Memorias rojiblancas: René Román y las despedidas

26/01/2020 Aarón Martínez

La marcha de René Román ha supuesto el final de la trayectoria como rojiblanco del guardameta gaditano. Su adiós ha levantado un revuelo en la afición del equipo almeriense que se explica por la importancia del portero en esta última etapa. Es innegable el valor del arquero en las dos campañas pasadas, especialmente en su primer año, en las que jugó todos los minutos de liga y salvó al equipo en Lugo.

A nivel individual, su rendimiento está fuera de toda duda (95 partidos en la entidad). El gato de El Bosque es el apodo que escribí en el primer artículo en el que hablé de René. Una definición acorde a su estilo de juego. Lo que mejora o empeora la imagen y el recuerdo de un jugador es la colectividad. El plantel indálico no ha estado a la altura de las circunstancias en las temporadas que ha estado René. Por ello, surge el debate: ¿Actuaciones deportivas, es decir, la objetividad, o el sentimiento, claramente subjetivo?

La afición, en su gran mayoría, tiene un cariño por René. Más allá de lo que se ha podido decir en los pasillos de los Juegos del Mediterráneo en estas semanas, la opinión media es notable. El sentimiento del aficionado que valora el paso de un jugador. ¿Hasta qué punto tendría que influir? Lo primero que se me viene a la mente es el fútbol. ¿Qué sería de este deporte sin pasión? Es el hincha es que siente y transmite ese afecto. Por lo tanto, es adecuado valorarlo desde este punto de vista.

La otra parte es su impacto en el club. El mayor o menor poso que haya podido dejar no se traduce en un éxito deportivo del equipo. Es justo este punto el que mayor controversia está provocando entre los aficionados. Es un jugador especial en la historia de los unionistas, pero la capacidad de liderazgo no gana partidos. La palabra más repetida en estos días es la de capitán. Algo fundamental, ya que es el que ha encabezado a ese vestuario en los peores momentos y ha sido de alguna forma la imagen del Almería desde 2017. Guste más o menos, en la etapa de Segunda División -2015/2020-, su papel es destacado, aún más en la posición que tiene. Una portería cuyos palos pesan mucho.

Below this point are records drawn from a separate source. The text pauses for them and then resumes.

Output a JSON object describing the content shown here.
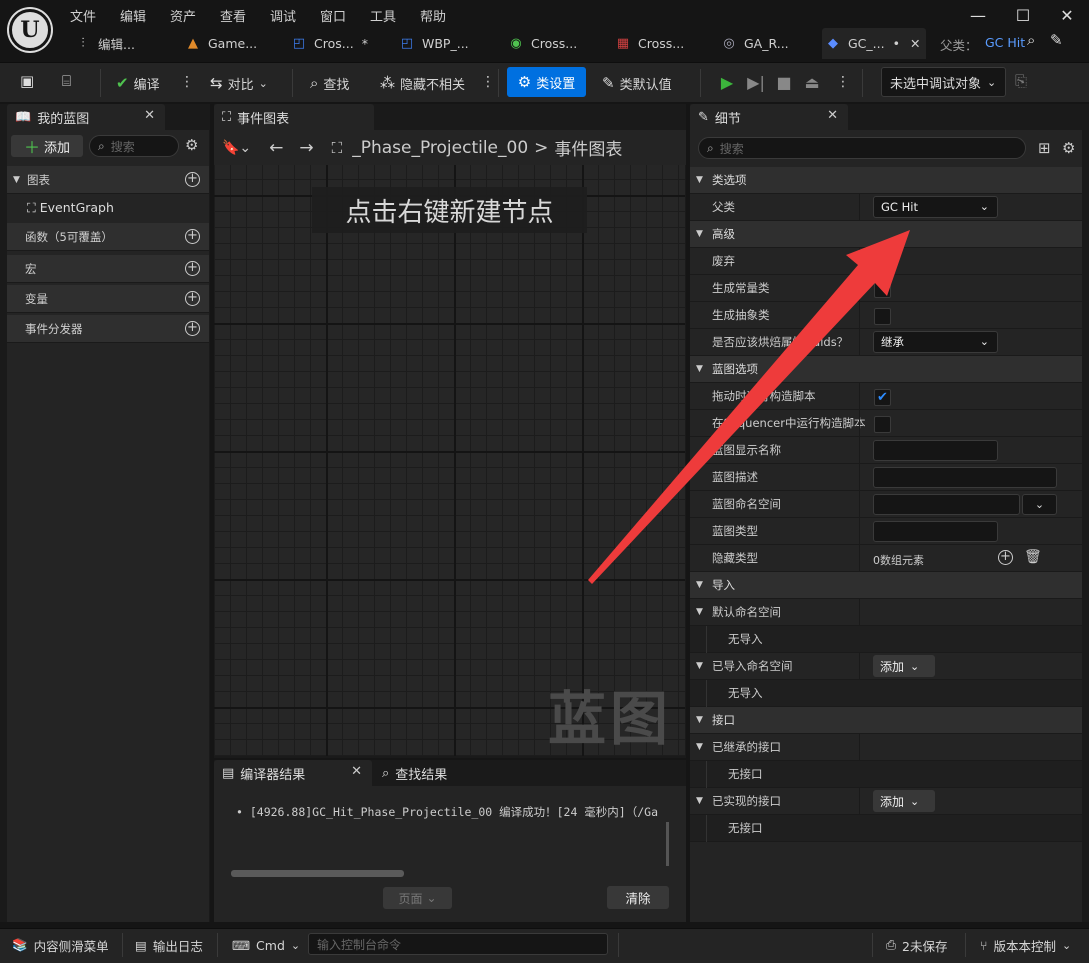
{
  "menu": [
    "文件",
    "编辑",
    "资产",
    "查看",
    "调试",
    "窗口",
    "工具",
    "帮助"
  ],
  "tabs": [
    {
      "label": "编辑...",
      "icon": "sliders-icon"
    },
    {
      "label": "Game...",
      "icon": "landscape-icon"
    },
    {
      "label": "Cros...",
      "icon": "widget-icon",
      "dirty": "*"
    },
    {
      "label": "WBP_...",
      "icon": "widget-icon"
    },
    {
      "label": "Cross...",
      "icon": "material-icon"
    },
    {
      "label": "Cross...",
      "icon": "texture-icon"
    },
    {
      "label": "GA_R...",
      "icon": "ability-icon"
    },
    {
      "label": "GC_...",
      "icon": "blueprint-icon",
      "dirty": "•"
    }
  ],
  "parent": {
    "label": "父类：",
    "value": "GC Hit"
  },
  "toolbar": {
    "compile": "编译",
    "diff": "对比",
    "find": "查找",
    "hide_unrelated": "隐藏不相关",
    "class_settings": "类设置",
    "class_defaults": "类默认值",
    "debug_target": "未选中调试对象"
  },
  "my_blueprint": {
    "title": "我的蓝图",
    "add": "添加",
    "search_placeholder": "搜索",
    "graphs": "图表",
    "event_graph": "EventGraph",
    "functions": "函数（5可覆盖）",
    "macros": "宏",
    "variables": "变量",
    "dispatchers": "事件分发器"
  },
  "event_graph": {
    "tab": "事件图表",
    "crumb_asset": "_Phase_Projectile_00",
    "crumb_graph": "事件图表",
    "hint": "点击右键新建节点",
    "watermark": "蓝图"
  },
  "compiler": {
    "tab": "编译器结果",
    "find_tab": "查找结果",
    "message": "[4926.88]GC_Hit_Phase_Projectile_00 编译成功！[24 毫秒内]（/Ga",
    "page": "页面",
    "clear": "清除"
  },
  "details": {
    "title": "细节",
    "search_placeholder": "搜索",
    "class_options": "类选项",
    "parent_class_label": "父类",
    "parent_class_value": "GC Hit",
    "advanced": "高级",
    "deprecate": "废弃",
    "generate_const": "生成常量类",
    "generate_abstract": "生成抽象类",
    "bake_label": "是否应该烘焙属性Guids？",
    "bake_value": "继承",
    "bp_options": "蓝图选项",
    "run_construction": "拖动时运行构造脚本",
    "run_sequencer": "在Sequencer中运行构造脚本",
    "display_name": "蓝图显示名称",
    "description": "蓝图描述",
    "namespace": "蓝图命名空间",
    "bp_type": "蓝图类型",
    "hide_categories": "隐藏类型",
    "hide_categories_value": "0数组元素",
    "imports": "导入",
    "default_namespace": "默认命名空间",
    "no_imports": "无导入",
    "imported_namespace": "已导入命名空间",
    "add": "添加",
    "interfaces": "接口",
    "inherited_interfaces": "已继承的接口",
    "no_interfaces": "无接口",
    "implemented_interfaces": "已实现的接口"
  },
  "statusbar": {
    "content_drawer": "内容侧滑菜单",
    "output_log": "输出日志",
    "cmd": "Cmd",
    "console_placeholder": "输入控制台命令",
    "unsaved": "2未保存",
    "source_control": "版本本控制"
  },
  "colors": {
    "accent": "#0070e0",
    "arrow": "#ee3b3b",
    "play": "#3cb53c",
    "check": "#2d8cff"
  }
}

La sensación general es de una desidia por tratar un tema como este. René Román ha calado en esta ciudad y en este equipo, pero su papel en la historia queda limitado por varios factores: su talento, el nivel del conjunto y la peor época del club. Ahora bien, sus ganas e implicación han resaltado en un tiempo de dejadez. La mejor pieza en la peor versión del juguete.

Cuando se fue Pozo, lo denomine como “un oasis en el desierto”. Pequeños fogonazos que hemos tenido en estos años. Gracias a gente como René, Pozo, Joaquín o Rubén Alcaraz el equipo ha podido salvar la categoría. El adiós del portero supone un final poético de una etapa y el inicio a lo desconocido. Las despedidas duelen.